The UN Faces a Reckoning in Darfur
Archive/Al Jazeera/
When diplomats assemble in Geneva this week, few will need reminding why Darfur still haunts the United Nations.
Nearly two decades after the region’s name became shorthand for atrocity, it is once again the epicentre of Sudan’s unravelling. El Fasher, the capital of North Darfur, now lies in ruins, its hospitals shelled, its displaced shelters gutted, its dead left unburied.
The UN Human Rights Council’s special session, called for November 14th after appeals from nearly fifty rights organisations, is a response to the latest horror. Videos verified by Human Rights Watch show fighters from the Rapid Support Forces (RSF) swaggering through the wreckage of El Fasher’s Faculty of Medicine, where corpses are scattered across the floor. In one clip, a man in civilian clothes, wounded but alive, is shot dead at close range. Elsewhere, the UN reports that patients and staff were massacred inside Al-Saudi Maternity Hospital.
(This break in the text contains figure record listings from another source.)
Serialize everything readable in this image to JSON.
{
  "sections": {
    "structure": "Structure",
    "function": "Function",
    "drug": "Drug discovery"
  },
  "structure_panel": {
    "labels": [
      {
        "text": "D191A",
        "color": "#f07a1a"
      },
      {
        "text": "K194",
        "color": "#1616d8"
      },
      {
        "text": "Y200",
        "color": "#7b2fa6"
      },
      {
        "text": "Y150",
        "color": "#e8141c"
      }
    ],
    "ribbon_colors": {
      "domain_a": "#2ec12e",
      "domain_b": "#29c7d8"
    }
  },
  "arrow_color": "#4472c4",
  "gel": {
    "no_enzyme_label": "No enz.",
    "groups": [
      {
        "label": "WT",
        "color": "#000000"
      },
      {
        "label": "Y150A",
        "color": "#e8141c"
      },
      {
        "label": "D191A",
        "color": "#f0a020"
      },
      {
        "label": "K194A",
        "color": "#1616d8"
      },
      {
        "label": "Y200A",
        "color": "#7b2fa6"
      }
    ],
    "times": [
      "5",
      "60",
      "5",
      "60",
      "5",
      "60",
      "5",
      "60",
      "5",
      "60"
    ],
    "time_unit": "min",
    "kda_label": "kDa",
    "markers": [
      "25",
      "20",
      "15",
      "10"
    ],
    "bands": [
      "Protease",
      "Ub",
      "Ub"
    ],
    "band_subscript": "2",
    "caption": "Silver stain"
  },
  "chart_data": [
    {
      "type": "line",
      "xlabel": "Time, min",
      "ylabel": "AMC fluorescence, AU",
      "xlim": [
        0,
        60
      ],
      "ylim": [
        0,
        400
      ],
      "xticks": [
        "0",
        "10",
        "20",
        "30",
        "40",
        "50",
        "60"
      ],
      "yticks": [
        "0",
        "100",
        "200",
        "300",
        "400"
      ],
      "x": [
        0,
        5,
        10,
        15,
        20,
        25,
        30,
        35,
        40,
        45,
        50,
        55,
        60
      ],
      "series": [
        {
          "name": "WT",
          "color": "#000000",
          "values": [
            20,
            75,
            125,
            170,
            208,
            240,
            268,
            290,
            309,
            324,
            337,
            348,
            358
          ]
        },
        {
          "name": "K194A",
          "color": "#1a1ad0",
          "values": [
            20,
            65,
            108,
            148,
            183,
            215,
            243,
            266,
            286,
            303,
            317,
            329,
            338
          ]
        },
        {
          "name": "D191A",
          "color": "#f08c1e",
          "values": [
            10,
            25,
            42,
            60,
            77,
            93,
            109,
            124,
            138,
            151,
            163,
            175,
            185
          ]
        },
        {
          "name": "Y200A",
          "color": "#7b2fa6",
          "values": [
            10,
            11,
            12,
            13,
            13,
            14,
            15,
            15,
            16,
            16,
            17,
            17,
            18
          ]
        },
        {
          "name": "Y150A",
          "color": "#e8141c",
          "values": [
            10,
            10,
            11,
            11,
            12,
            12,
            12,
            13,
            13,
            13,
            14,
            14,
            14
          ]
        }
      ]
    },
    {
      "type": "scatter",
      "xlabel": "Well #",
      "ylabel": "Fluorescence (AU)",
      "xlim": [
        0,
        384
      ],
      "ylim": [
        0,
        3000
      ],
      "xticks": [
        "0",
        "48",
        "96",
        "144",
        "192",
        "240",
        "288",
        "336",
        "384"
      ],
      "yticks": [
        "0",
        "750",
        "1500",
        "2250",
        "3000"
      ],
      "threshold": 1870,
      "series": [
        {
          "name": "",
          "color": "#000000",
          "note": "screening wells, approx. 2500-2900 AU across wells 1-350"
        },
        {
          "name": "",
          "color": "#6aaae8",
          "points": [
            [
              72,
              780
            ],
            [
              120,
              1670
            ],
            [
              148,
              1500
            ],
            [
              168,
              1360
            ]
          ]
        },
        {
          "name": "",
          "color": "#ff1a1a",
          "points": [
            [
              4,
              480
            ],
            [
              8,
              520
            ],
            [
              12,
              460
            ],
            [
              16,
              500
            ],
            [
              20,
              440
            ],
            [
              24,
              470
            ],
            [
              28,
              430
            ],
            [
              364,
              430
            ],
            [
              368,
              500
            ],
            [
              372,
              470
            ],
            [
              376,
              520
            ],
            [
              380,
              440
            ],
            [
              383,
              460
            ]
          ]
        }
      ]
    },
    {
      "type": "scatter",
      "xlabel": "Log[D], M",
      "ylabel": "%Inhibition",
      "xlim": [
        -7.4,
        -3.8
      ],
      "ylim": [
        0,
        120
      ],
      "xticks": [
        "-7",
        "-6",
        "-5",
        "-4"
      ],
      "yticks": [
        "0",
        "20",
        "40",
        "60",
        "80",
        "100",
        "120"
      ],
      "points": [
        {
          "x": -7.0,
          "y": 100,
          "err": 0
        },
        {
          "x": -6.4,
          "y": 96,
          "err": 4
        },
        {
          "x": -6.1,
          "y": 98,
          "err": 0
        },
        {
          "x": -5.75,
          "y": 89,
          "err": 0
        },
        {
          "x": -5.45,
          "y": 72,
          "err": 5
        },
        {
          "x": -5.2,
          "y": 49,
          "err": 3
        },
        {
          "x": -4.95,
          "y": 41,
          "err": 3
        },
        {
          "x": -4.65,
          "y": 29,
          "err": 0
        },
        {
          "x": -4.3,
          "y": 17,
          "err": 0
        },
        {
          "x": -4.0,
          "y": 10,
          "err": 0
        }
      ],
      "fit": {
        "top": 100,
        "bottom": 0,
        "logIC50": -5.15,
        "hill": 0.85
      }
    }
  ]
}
Such images are ghastly but not new. The RSF’s record of brutality stretches back to its origins in the Janjaweed militias of the early 2000s. In 2023, the group waged an ethnic cleansing campaign in West Darfur and committed mass sexual violence in Khartoum and South Kordofan. What distinguishes El Fasher is not the savagery but the scale—and the world’s growing sense that nothing short of a reckoning will stop it.
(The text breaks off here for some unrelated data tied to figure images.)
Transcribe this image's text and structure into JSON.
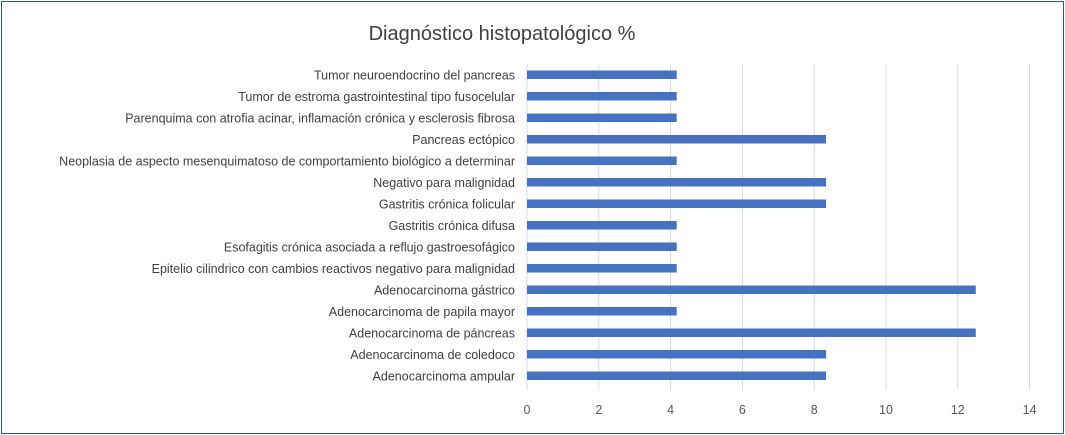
{
  "chart_data": {
    "type": "bar",
    "orientation": "horizontal",
    "title": "Diagnóstico histopatológico %",
    "xlabel": "",
    "ylabel": "",
    "xlim": [
      0,
      14
    ],
    "xticks": [
      "0",
      "2",
      "4",
      "6",
      "8",
      "10",
      "12",
      "14"
    ],
    "grid": true,
    "legend": "none",
    "bar_color": "#4472c4",
    "categories": [
      "Tumor neuroendocrino del pancreas",
      "Tumor de estroma gastrointestinal tipo fusocelular",
      "Parenquima con atrofia acinar, inflamación crónica y esclerosis fibrosa",
      "Pancreas ectópico",
      "Neoplasia de aspecto mesenquimatoso de comportamiento biológico a determinar",
      "Negativo para malignidad",
      "Gastritis crónica folicular",
      "Gastritis crónica difusa",
      "Esofagitis crónica asociada a reflujo gastroesofágico",
      "Epitelio cilindrico con cambios reactivos negativo para malignidad",
      "Adenocarcinoma gástrico",
      "Adenocarcinoma de papila mayor",
      "Adenocarcinoma de páncreas",
      "Adenocarcinoma de coledoco",
      "Adenocarcinoma ampular"
    ],
    "values": [
      4.17,
      4.17,
      4.17,
      8.33,
      4.17,
      8.33,
      8.33,
      4.17,
      4.17,
      4.17,
      12.5,
      4.17,
      12.5,
      8.33,
      8.33
    ]
  }
}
Warnings from UN monitors now extend beyond Darfur. In North Kordofan, newly captured towns such as Bara are showing signs of the same grim pattern: executions, disappearances, and whole communities fleeing at night. Yet international reaction has remained feeble. The African Union, long hesitant to confront its member states, has done little beyond expressions of alarm. Western governments, for their part, have been cautious about sanctions and reluctant to name foreign enablers.
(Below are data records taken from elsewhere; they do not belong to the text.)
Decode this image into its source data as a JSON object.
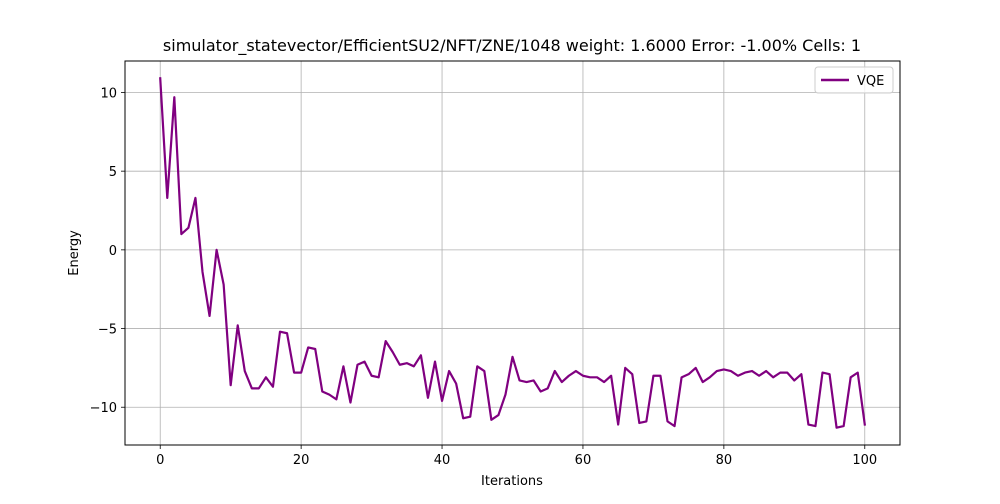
{
  "colors": {
    "series_line": "#800080",
    "grid": "#b0b0b0",
    "axes": "#000000",
    "legend_border": "#cccccc",
    "background": "#ffffff"
  },
  "chart_data": {
    "type": "line",
    "title": "simulator_statevector/EfficientSU2/NFT/ZNE/1048 weight: 1.6000 Error: -1.00% Cells: 1",
    "xlabel": "Iterations",
    "ylabel": "Energy",
    "xlim": [
      -5,
      105
    ],
    "ylim": [
      -12.4,
      12.0
    ],
    "x_ticks": [
      0,
      20,
      40,
      60,
      80,
      100
    ],
    "y_ticks": [
      -10,
      -5,
      0,
      5,
      10
    ],
    "y_tick_labels": [
      "−10",
      "−5",
      "0",
      "5",
      "10"
    ],
    "grid": true,
    "legend": {
      "position": "top-right",
      "entries": [
        "VQE"
      ]
    },
    "series": [
      {
        "name": "VQE",
        "color": "#800080",
        "x": [
          0,
          1,
          2,
          3,
          4,
          5,
          6,
          7,
          8,
          9,
          10,
          11,
          12,
          13,
          14,
          15,
          16,
          17,
          18,
          19,
          20,
          21,
          22,
          23,
          24,
          25,
          26,
          27,
          28,
          29,
          30,
          31,
          32,
          33,
          34,
          35,
          36,
          37,
          38,
          39,
          40,
          41,
          42,
          43,
          44,
          45,
          46,
          47,
          48,
          49,
          50,
          51,
          52,
          53,
          54,
          55,
          56,
          57,
          58,
          59,
          60,
          61,
          62,
          63,
          64,
          65,
          66,
          67,
          68,
          69,
          70,
          71,
          72,
          73,
          74,
          75,
          76,
          77,
          78,
          79,
          80,
          81,
          82,
          83,
          84,
          85,
          86,
          87,
          88,
          89,
          90,
          91,
          92,
          93,
          94,
          95,
          96,
          97,
          98,
          99,
          100
        ],
        "y": [
          10.9,
          3.3,
          9.7,
          1.0,
          1.4,
          3.3,
          -1.4,
          -4.2,
          0.0,
          -2.2,
          -8.6,
          -4.8,
          -7.7,
          -8.8,
          -8.8,
          -8.1,
          -8.7,
          -5.2,
          -5.3,
          -7.8,
          -7.8,
          -6.2,
          -6.3,
          -9.0,
          -9.2,
          -9.5,
          -7.4,
          -9.7,
          -7.3,
          -7.1,
          -8.0,
          -8.1,
          -5.8,
          -6.5,
          -7.3,
          -7.2,
          -7.4,
          -6.7,
          -9.4,
          -7.1,
          -9.6,
          -7.7,
          -8.5,
          -10.7,
          -10.6,
          -7.4,
          -7.7,
          -10.8,
          -10.5,
          -9.2,
          -6.8,
          -8.3,
          -8.4,
          -8.3,
          -9.0,
          -8.8,
          -7.7,
          -8.4,
          -8.0,
          -7.7,
          -8.0,
          -8.1,
          -8.1,
          -8.4,
          -8.0,
          -11.1,
          -7.5,
          -7.9,
          -11.0,
          -10.9,
          -8.0,
          -8.0,
          -10.9,
          -11.2,
          -8.1,
          -7.9,
          -7.5,
          -8.4,
          -8.1,
          -7.7,
          -7.6,
          -7.7,
          -8.0,
          -7.8,
          -7.7,
          -8.0,
          -7.7,
          -8.1,
          -7.8,
          -7.8,
          -8.3,
          -7.9,
          -11.1,
          -11.2,
          -7.8,
          -7.9,
          -11.3,
          -11.2,
          -8.1,
          -7.8,
          -11.1
        ]
      }
    ]
  }
}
The Geneva meeting could, in theory, mark a shift. Rights advocates want the Council to establish a dedicated investigation under the UN Fact-Finding Mission for Sudan, with a brief to document atrocities in El Fasher and trace the flow of external support that sustains the RSF’s campaign. The resulting evidence, they argue, should be shared with the International Criminal Court, which already holds jurisdiction over war crimes in Darfur.
Whether that happens will depend on political will, a commodity in short supply. The UN’s record on Sudan is heavy with fine rhetoric and light on enforcement. Previous resolutions have been undercut by divisions within the Council and by the diplomatic weight of Gulf states that prefer to keep scrutiny at arm’s length. Still, momentum is shifting. The magnitude of the crimes in El Fasher may leave the Council with little choice but to act.
Even the most determined investigation will not end the war. But it could help pierce the sense of impunity that has allowed the RSF to operate with such confidence. Pressure on the group’s foreign backers, through sanctions, arms embargoes, or financial restrictions—would matter more than another round of statements from Geneva.
For Sudanese civilians, these distinctions are not academic. Every day without action is measured in lives lost and communities erased. Darfur’s story has long been one of indifference and repetition: atrocities documented, condemned, and forgotten. If the UN’s session this week brings more of the same, El Fasher will join a growing list of places where the world’s conscience arrived too late.